I am currently experimenting with Tableau Extract API to generate some TDE from the tables I have in a PostgreSQL database. I was able to write a code to generate the TDE from single table, but I would like to do this for multiple joined tables. To be more specific, if I have two tables that are inner joined by some field, how would I generate the TDE for this?
I can see that if I am working with small number of tables, I could use a SQL query with JOIN clauses to create a one gigantic table, and generate the TDE from that table.
>> SELECT * FROM table_1 INNER JOIN table_2
INTO new_table_1
ON table_1.id_1 = table_2.id_2;
>> SELECT * FROM new_table_1 INNER JOIN TABLE_3
INTO new_table_2
ON new_table_1.id_1 = table_3.id_3
and then generate the TDE from new_table_2.
However, I have some tables that have over 40 different fields, so this could get messy.
Is this even a possibility with current version of the API?
You can read from as many tables or other sources as you want. Or use complex query with lots of joins, or create a view and read from that. Usually, creating a view is helpful when you have a complex query joining many tables.

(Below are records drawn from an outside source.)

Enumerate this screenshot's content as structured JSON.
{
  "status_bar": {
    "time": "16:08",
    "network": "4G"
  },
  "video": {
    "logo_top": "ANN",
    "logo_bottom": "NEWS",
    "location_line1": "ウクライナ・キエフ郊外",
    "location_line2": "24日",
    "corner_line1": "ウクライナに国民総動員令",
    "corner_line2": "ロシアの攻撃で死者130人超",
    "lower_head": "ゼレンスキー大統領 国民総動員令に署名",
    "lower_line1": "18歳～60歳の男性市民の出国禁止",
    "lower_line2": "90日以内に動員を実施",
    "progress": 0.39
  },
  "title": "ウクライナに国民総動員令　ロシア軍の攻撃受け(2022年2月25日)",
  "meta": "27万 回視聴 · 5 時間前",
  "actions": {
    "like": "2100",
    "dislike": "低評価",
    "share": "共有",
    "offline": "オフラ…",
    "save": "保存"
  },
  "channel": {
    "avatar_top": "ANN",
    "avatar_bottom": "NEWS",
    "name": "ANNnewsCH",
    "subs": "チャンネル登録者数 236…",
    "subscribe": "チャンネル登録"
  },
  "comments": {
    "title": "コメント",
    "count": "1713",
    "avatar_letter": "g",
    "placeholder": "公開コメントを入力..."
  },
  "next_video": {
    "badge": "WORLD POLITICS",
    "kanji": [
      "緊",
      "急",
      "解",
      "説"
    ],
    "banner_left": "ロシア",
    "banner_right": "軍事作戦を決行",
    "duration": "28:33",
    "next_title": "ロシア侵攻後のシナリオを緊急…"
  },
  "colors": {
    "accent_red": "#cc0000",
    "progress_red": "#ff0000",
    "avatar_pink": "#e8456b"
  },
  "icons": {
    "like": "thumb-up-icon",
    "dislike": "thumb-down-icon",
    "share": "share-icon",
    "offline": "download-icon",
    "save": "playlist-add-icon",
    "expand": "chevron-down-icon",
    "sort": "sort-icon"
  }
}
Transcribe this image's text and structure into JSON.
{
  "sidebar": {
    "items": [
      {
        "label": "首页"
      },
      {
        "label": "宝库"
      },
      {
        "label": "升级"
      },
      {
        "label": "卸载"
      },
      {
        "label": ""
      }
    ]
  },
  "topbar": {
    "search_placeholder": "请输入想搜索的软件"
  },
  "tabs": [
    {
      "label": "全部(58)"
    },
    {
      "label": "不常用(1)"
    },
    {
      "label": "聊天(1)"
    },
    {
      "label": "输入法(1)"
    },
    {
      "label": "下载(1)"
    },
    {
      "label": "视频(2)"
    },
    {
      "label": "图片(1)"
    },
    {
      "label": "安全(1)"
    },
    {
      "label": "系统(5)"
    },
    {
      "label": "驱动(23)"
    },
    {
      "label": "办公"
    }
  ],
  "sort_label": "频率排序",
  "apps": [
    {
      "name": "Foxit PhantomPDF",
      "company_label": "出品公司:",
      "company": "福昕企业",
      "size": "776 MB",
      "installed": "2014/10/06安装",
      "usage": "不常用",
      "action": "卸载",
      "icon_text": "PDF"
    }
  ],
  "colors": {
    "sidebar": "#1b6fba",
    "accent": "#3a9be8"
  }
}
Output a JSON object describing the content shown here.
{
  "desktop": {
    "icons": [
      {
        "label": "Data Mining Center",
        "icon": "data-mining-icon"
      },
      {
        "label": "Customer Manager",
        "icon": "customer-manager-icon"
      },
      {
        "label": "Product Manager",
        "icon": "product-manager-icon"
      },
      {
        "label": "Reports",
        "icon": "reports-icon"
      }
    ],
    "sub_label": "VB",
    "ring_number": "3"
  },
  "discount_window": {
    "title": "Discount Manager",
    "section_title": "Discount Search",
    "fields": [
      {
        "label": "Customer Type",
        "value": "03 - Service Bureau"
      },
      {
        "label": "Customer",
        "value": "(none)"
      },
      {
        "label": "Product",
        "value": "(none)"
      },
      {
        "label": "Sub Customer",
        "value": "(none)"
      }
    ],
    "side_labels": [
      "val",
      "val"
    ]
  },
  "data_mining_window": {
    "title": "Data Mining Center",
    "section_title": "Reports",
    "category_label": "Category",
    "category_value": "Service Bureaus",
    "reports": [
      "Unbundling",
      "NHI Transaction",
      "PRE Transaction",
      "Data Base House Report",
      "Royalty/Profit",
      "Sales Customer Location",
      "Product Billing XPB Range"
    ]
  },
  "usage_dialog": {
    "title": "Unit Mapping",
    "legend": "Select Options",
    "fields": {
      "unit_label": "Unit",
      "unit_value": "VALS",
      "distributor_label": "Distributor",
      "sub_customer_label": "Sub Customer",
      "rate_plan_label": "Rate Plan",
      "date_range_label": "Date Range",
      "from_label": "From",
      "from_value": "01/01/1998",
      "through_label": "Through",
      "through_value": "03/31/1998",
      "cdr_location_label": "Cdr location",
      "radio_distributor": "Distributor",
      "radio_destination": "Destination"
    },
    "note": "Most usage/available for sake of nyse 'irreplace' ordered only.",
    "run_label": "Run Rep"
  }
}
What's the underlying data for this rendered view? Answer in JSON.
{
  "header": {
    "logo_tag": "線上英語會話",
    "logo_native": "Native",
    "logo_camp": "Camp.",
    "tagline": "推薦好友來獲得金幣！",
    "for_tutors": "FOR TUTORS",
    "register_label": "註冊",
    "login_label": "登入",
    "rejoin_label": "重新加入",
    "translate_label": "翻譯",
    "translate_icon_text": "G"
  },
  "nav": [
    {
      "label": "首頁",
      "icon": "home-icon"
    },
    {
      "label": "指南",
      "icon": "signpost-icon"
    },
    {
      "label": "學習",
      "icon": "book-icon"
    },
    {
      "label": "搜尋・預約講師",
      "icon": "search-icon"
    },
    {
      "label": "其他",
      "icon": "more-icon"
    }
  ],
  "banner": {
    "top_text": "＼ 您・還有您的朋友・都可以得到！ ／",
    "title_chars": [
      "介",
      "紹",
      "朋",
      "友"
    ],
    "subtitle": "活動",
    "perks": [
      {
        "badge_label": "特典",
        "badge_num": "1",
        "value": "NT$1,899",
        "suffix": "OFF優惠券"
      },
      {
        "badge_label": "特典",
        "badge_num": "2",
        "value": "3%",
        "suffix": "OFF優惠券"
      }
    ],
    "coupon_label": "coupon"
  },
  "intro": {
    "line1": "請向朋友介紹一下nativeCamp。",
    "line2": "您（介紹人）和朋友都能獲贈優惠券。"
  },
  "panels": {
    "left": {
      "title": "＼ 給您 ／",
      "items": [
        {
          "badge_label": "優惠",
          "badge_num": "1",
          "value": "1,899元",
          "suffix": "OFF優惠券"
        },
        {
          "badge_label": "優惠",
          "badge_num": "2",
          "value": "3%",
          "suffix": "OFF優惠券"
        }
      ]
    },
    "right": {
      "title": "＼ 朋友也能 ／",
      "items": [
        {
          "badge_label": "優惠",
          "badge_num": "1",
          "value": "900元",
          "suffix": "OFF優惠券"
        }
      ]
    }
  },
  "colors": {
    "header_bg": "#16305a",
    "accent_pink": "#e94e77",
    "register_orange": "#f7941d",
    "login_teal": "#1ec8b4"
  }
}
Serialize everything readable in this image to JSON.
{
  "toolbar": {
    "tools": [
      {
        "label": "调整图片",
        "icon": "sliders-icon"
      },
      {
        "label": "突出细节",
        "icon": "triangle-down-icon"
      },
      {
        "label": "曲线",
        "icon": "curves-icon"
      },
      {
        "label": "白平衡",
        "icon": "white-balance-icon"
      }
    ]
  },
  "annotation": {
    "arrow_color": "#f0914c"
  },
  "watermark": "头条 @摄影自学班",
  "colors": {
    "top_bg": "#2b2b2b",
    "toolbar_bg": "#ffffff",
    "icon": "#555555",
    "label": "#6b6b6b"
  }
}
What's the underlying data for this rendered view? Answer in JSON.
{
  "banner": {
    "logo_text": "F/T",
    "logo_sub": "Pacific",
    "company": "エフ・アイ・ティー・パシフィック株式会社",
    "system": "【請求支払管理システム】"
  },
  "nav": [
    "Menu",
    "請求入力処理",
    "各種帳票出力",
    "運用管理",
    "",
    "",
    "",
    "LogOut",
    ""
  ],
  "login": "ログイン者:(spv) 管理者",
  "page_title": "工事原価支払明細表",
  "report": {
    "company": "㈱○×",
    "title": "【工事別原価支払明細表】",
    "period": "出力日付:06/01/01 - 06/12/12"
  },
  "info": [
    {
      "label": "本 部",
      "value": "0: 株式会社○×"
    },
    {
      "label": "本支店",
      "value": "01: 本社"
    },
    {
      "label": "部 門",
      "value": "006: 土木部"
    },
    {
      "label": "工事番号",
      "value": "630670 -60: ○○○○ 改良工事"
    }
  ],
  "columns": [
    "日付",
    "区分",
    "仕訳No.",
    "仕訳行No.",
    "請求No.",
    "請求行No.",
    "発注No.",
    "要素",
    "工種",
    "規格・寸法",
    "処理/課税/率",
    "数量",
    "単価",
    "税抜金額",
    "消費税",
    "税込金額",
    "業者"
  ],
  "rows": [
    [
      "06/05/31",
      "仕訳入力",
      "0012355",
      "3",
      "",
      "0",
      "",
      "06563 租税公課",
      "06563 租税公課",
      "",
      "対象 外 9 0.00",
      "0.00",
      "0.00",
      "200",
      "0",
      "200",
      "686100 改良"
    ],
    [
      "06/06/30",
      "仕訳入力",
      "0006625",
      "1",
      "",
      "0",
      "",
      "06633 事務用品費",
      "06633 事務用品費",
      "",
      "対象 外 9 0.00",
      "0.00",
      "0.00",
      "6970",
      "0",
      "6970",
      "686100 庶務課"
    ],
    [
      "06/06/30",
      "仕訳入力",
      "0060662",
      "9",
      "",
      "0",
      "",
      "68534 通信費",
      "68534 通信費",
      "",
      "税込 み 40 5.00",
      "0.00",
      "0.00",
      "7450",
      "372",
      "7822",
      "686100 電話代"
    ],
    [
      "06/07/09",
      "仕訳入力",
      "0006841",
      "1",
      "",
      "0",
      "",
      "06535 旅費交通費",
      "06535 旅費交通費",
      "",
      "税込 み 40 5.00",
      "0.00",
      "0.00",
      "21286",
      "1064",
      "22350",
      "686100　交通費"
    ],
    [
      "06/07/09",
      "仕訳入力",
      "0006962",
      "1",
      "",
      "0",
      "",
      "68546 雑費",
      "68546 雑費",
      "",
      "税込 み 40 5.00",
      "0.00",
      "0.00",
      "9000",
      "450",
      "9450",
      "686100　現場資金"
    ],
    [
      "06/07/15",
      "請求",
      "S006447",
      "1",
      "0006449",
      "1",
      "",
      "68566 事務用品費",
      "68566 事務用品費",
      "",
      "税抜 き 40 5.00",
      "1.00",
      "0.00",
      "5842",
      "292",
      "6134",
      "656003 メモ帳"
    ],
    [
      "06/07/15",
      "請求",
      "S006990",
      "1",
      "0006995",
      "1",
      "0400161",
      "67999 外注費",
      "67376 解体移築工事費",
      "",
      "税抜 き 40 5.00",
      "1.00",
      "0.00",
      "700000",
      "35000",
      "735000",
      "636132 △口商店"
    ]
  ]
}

The data extract API is totally agnostic about how or where you get the data to feed it -- the whole point is to allow you to grab data from unusual sources that don't have pre-built drivers for Tableau.
Since Tableau has a Postgres driver and can read from it directly, you don't need to write a program with the data extract API at all. You can define your extract with Tableau Desktop. If you need to schedule automated refreshes of the extract, you can use Tableau Server or its tabcmd command.
Many thanks for your replies. I am aware that I could use Tableau Desktop to define my extract. In fact, I have done this many times before. I am just trying to create the extracts using the API, because I need to create some calculated fields, which is near impossible to create using the Tableau Desktop.
At this point, I am hesitant to use JOINs in the SQL query because the resulting table would look too complicated to comprehend (some of these tables also have same field names).
When you say that I could read from multiple tables or sources, does that mean with the Tableau Extract API? At this point, I cannot find anywhere in this API that accommodates multiple sources. For example, I know that when I use multiple tables in the Tableau Desktop, there are icons on the left hand side that tells me that the extract is composed of multiple tables. This just doesn't seem to be happening with the API, which leaves me stranded. Anyways, thank you again for your replies.
Going back to the topic, this is something that I tried few days ago on my python code
try:
tdefile= tde.Extract("extract.tde")
except:
os.remove("extract.tde")
tdefile = tde.Extract("extract.tde")
tableDef = tde.TableDefinition()
# Read each column in table and set the column data types using tableDef.addColumn
# Some code goes here...
for eachTable in tableNames:
tableAdd = tdeFile.addTable(eachTable, tableDef)
# Use SQL query to retrieve bunch_of_rows from eachTable
for some_row in bunch_of_rows:
# Read each row in table, and set the values in each column position of each row
# Some code goes here...
tableAdd.insert(some_row)
some_row.close()
tdefile.close()
When I execute this code, I get the error that eachTable has to be called "Extract".
Of course, this code has its flaws, as there is no where in this code that tells how each table are being joined.
So I am little thrown off here, because it doesn't seem like I can use multiple tables unless I use JOINs to generate one table that contains everything.